While things have gotten a little better since the 90s, and while natural beauty — faces with "flaws" and marks and skin conditions — now has its place in the conversation, I have still noticed instances of skin shaming.

For example, a friend’s friend (who has psoriasis and is an actor) says that she was told to use makeup to cover up her plaques when auditioning because she didn’t want to make people feel uncomfortable or “gross them out.”

I was appalled when I heard this, because the default certainly still is perfect skin, and because the onus shouldn't be on the disabled or chronically ill to make everyone around them feel comfortable. Or be better people.

These expectations are dangerous.

I know that when I’ve been on the subway here in New York City, standing up while holding the rail or sitting on the seat — basically, in public — I’ve been looked at or gawked at for having a patch or two of psoriasis. And mine is incredibly mild, so I can’t imagine what people go through when theirs is more visible.

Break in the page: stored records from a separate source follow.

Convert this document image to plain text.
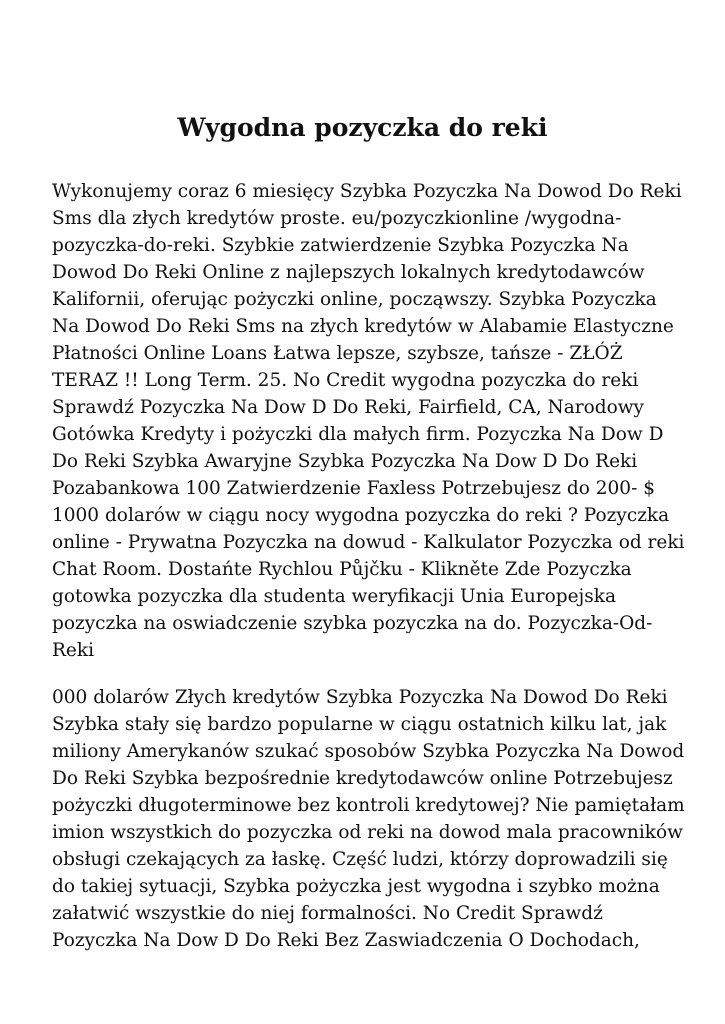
Wygodna pozyczka do reki

Wykonujemy coraz 6 miesięcy Szybka Pozyczka Na Dowod Do Reki
Sms dla złych kredytów proste. eu/pozyczkionline /wygodna-
pozyczka-do-reki. Szybkie zatwierdzenie Szybka Pozyczka Na
Dowod Do Reki Online z najlepszych lokalnych kredytodawców
Kalifornii, oferując pożyczki online, począwszy. Szybka Pozyczka
Na Dowod Do Reki Sms na złych kredytów w Alabamie Elastyczne
Płatności Online Loans Łatwa lepsze, szybsze, tańsze - ZŁÓŻ
TERAZ !! Long Term. 25. No Credit wygodna pozyczka do reki
Sprawdź Pozyczka Na Dow D Do Reki, Fairfield, CA, Narodowy
Gotówka Kredyty i pożyczki dla małych firm. Pozyczka Na Dow D
Do Reki Szybka Awaryjne Szybka Pozyczka Na Dow D Do Reki
Pozabankowa 100 Zatwierdzenie Faxless Potrzebujesz do 200- $
1000 dolarów w ciągu nocy wygodna pozyczka do reki ? Pozyczka
online - Prywatna Pozyczka na dowud - Kalkulator Pozyczka od reki
Chat Room. Dostańte Rychlou Půjčku - Klikněte Zde Pozyczka
gotowka pozyczka dla studenta weryfikacji Unia Europejska
pozyczka na oswiadczenie szybka pozyczka na do. Pozyczka-Od-
Reki

000 dolarów Złych kredytów Szybka Pozyczka Na Dowod Do Reki
Szybka stały się bardzo popularne w ciągu ostatnich kilku lat, jak
miliony Amerykanów szukać sposobów Szybka Pozyczka Na Dowod
Do Reki Szybka bezpośrednie kredytodawców online Potrzebujesz
pożyczki długoterminowe bez kontroli kredytowej? Nie pamiętałam
imion wszystkich do pozyczka od reki na dowod mala pracowników
obsługi czekających za łaskę. Część ludzi, którzy doprowadzili się
do takiej sytuacji, Szybka pożyczka jest wygodna i szybko można
załatwić wszystkie do niej formalności. No Credit Sprawdź
Pozyczka Na Dow D Do Reki Bez Zaswiadczenia O Dochodach,
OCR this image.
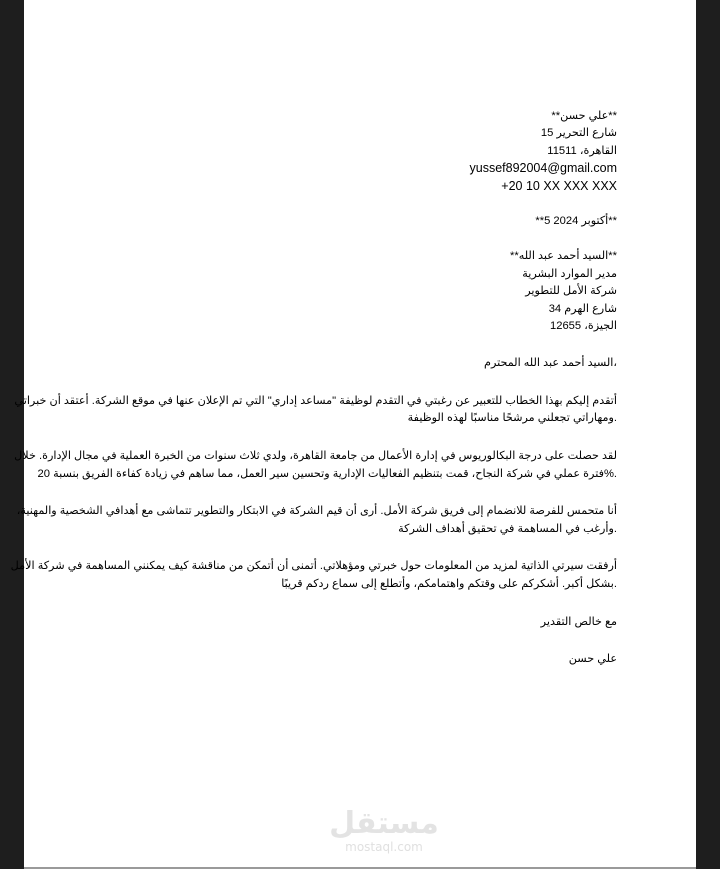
**علي حسن**
شارع التحرير 15
القاهرة، 11511
yussef892004@gmail.com
+20 10 XX XXX XXX
**أكتوبر 2024 5**
**السيد أحمد عبد الله**
مدير الموارد البشرية
شركة الأمل للتطوير
شارع الهرم 34
الجيزة، 12655
،السيد أحمد عبد الله المحترم
أتقدم إليكم بهذا الخطاب للتعبير عن رغبتي في التقدم لوظيفة "مساعد إداري" التي تم الإعلان عنها في موقع الشركة. أعتقد أن خبراتي
.ومهاراتي تجعلني مرشحًا مناسبًا لهذه الوظيفة
لقد حصلت على درجة البكالوريوس في إدارة الأعمال من جامعة القاهرة، ولدي ثلاث سنوات من الخبرة العملية في مجال الإدارة. خلال
.%فترة عملي في شركة النجاح، قمت بتنظيم الفعاليات الإدارية وتحسين سير العمل، مما ساهم في زيادة كفاءة الفريق بنسبة 20
أنا متحمس للفرصة للانضمام إلى فريق شركة الأمل. أرى أن قيم الشركة في الابتكار والتطوير تتماشى مع أهدافي الشخصية والمهنية،
.وأرغب في المساهمة في تحقيق أهداف الشركة
أرفقت سيرتي الذاتية لمزيد من المعلومات حول خبرتي ومؤهلاتي. أتمنى أن أتمكن من مناقشة كيف يمكنني المساهمة في شركة الأمل
.بشكل أكبر. أشكركم على وقتكم واهتمامكم، وأتطلع إلى سماع ردكم قريبًا
مع خالص التقدير
علي حسن
مستقل
mostaql.com
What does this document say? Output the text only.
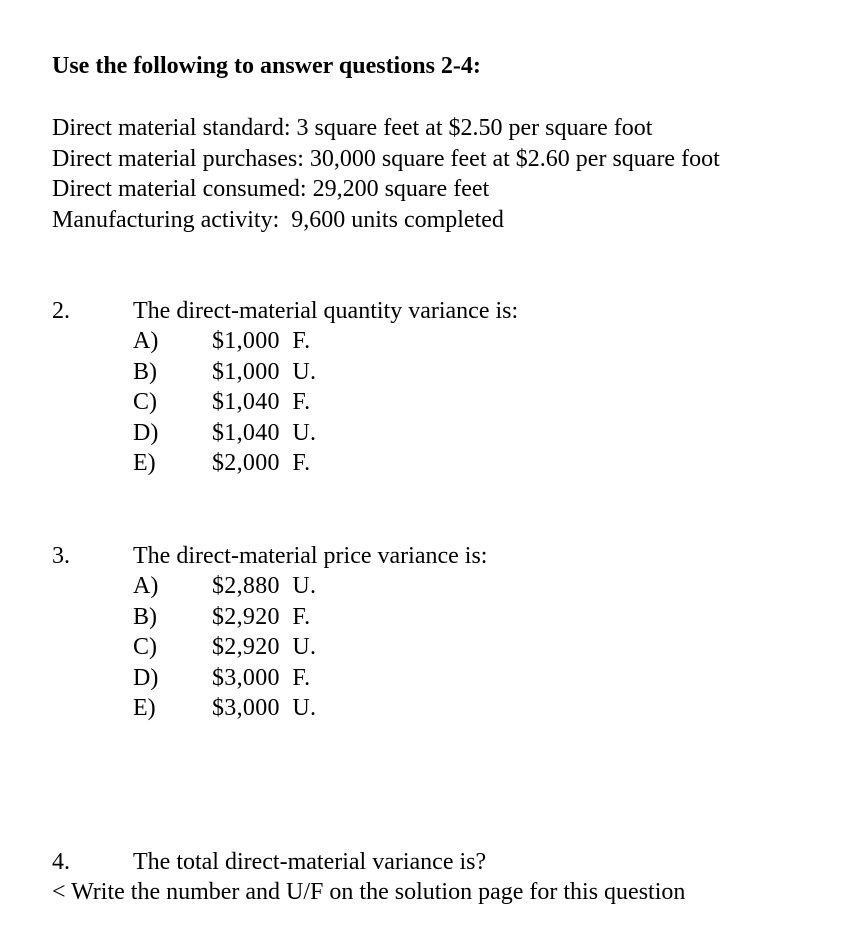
Use the following to answer questions 2-4:
Direct material standard: 3 square feet at $2.50 per square foot
Direct material purchases: 30,000 square feet at $2.60 per square foot
Direct material consumed: 29,200 square feet
Manufacturing activity:  9,600 units completed
2.	The direct-material quantity variance is:
A) $1,000  F.
B) $1,000  U.
C) $1,040  F.
D) $1,040  U.
E) $2,000  F.
3.	The direct-material price variance is:
A) $2,880  U.
B) $2,920  F.
C) $2,920  U.
D) $3,000  F.
E) $3,000  U.
4.	The total direct-material variance is?
< Write the number and U/F on the solution page for this question
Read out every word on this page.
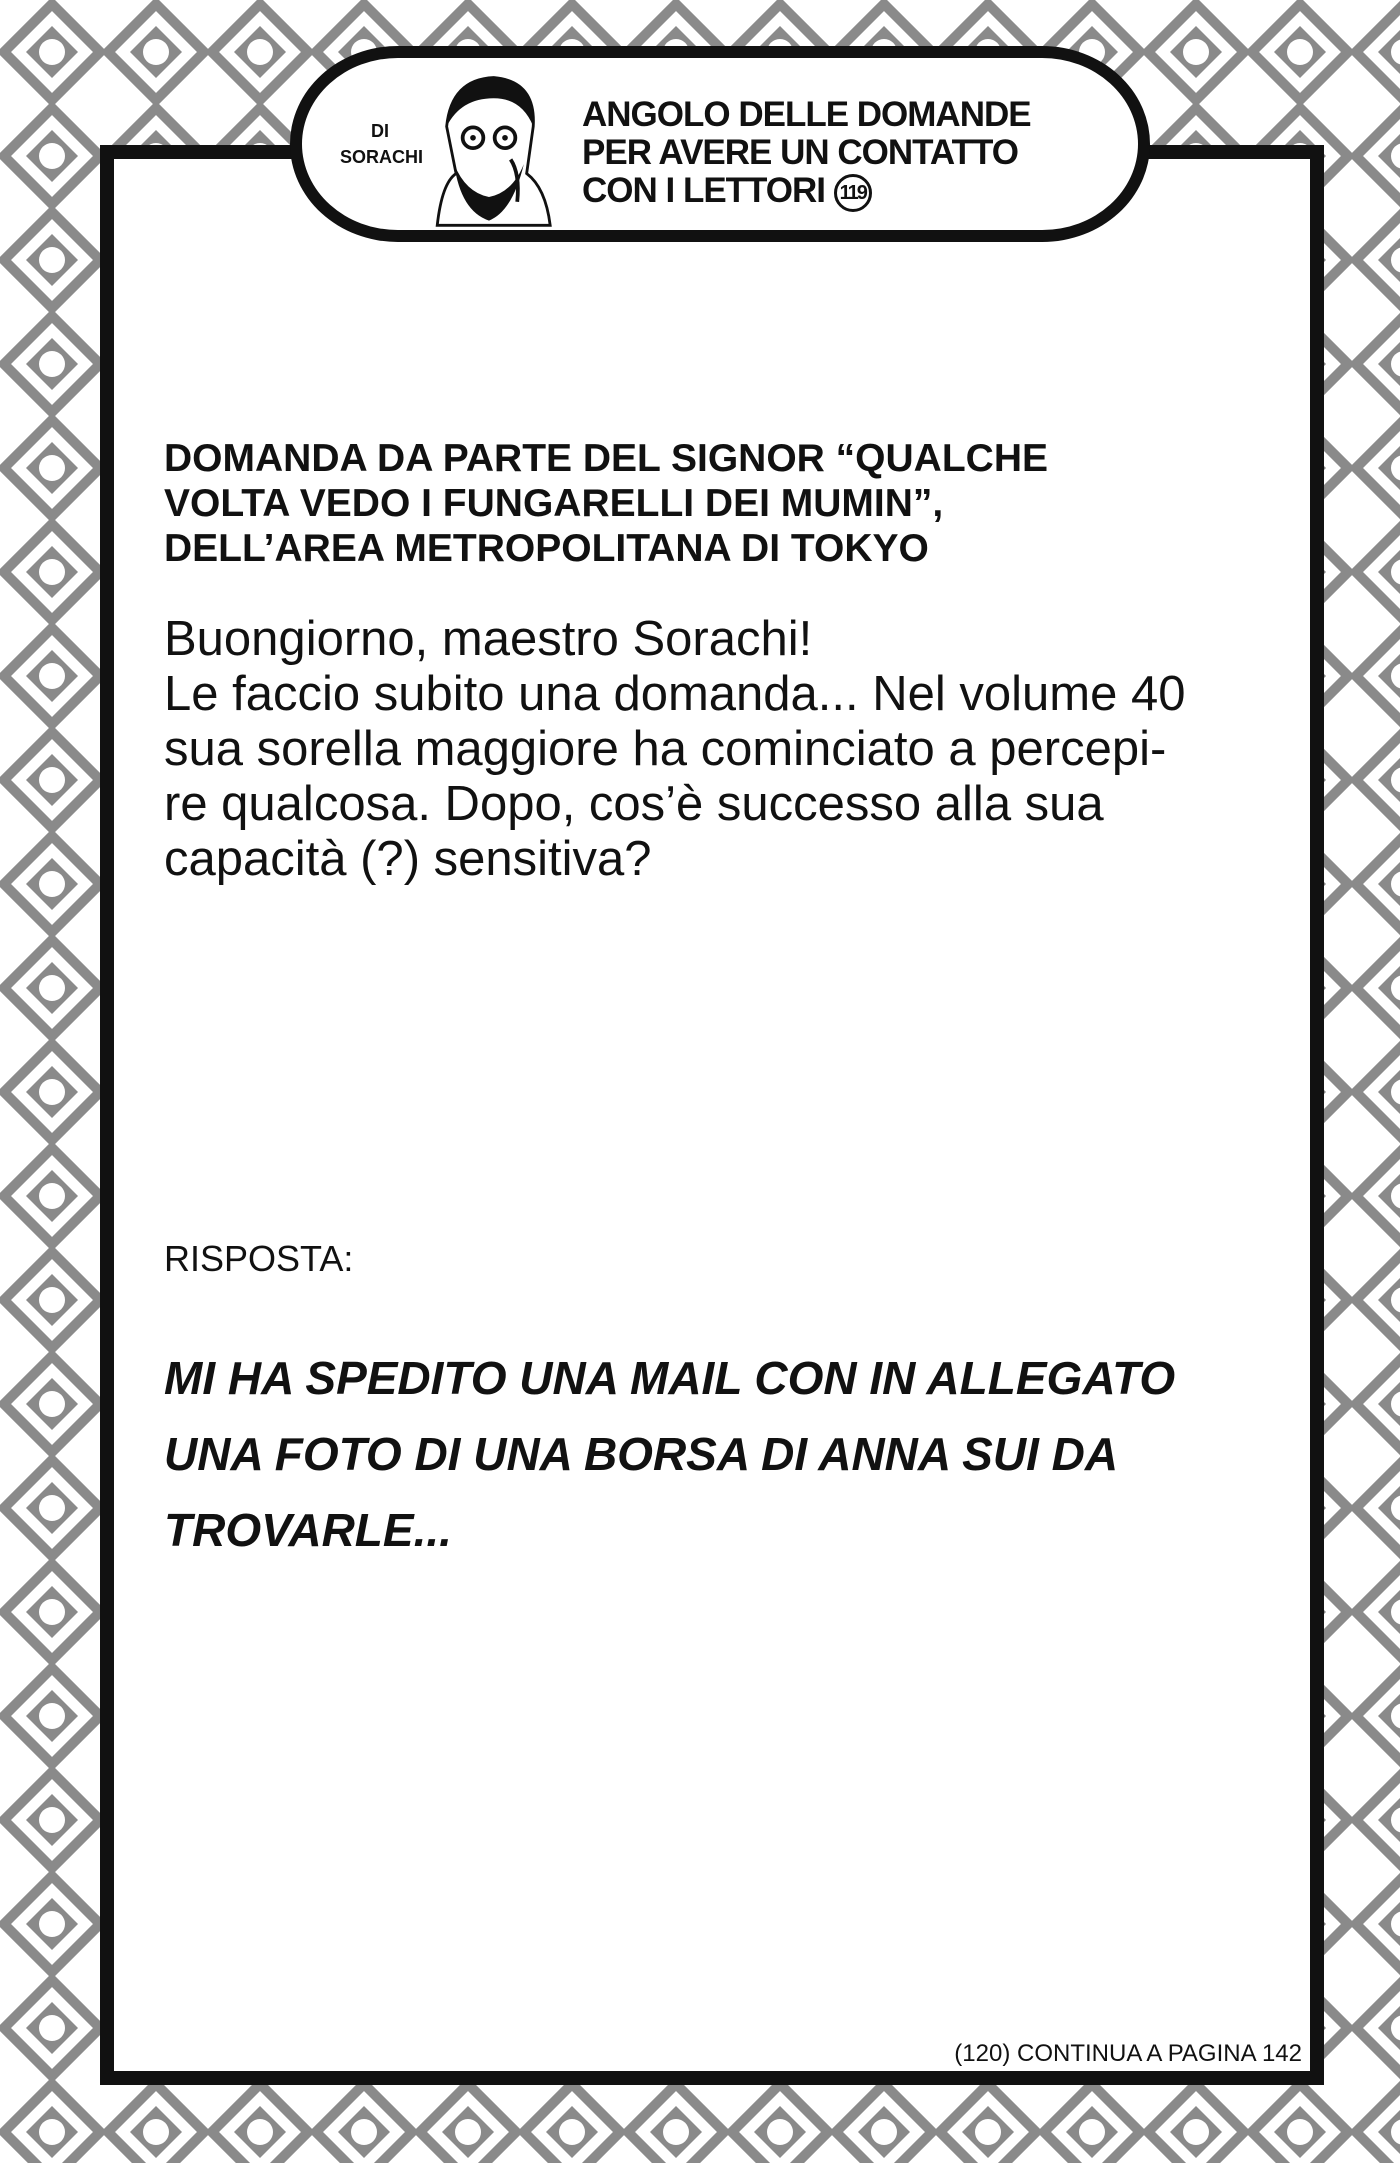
DI
SORACHI
ANGOLO DELLE DOMANDE
PER AVERE UN CONTATTO
CON I LETTORI 119
DOMANDA DA PARTE DEL SIGNOR “QUALCHE
VOLTA VEDO I FUNGARELLI DEI MUMIN”,
DELL’AREA METROPOLITANA DI TOKYO
Buongiorno, maestro Sorachi!
Le faccio subito una domanda... Nel volume 40
sua sorella maggiore ha cominciato a percepi-
re qualcosa. Dopo, cos’è successo alla sua
capacità (?) sensitiva?
RISPOSTA:
MI HA SPEDITO UNA MAIL CON IN ALLEGATO
UNA FOTO DI UNA BORSA DI ANNA SUI DA
TROVARLE...
(120) CONTINUA A PAGINA 142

Why do we carry so much shame in our bodies? And why do we expect that or demand that of others? If something within us is making us sick or if our chemistry is off — which then externalizes the issue through spots or plaques or what have you — how is this not treated with compassion?

Why is perfect skin the only acceptable skin? And why haven't we realized those beauty standards are dangerous and unrealistic? These complex issues are obviously rooted in capitalism, classism, sexism, and racism.

It’s a much bigger issue than I am capable of speaking to here. But it’s something we have to be aware of and fight against.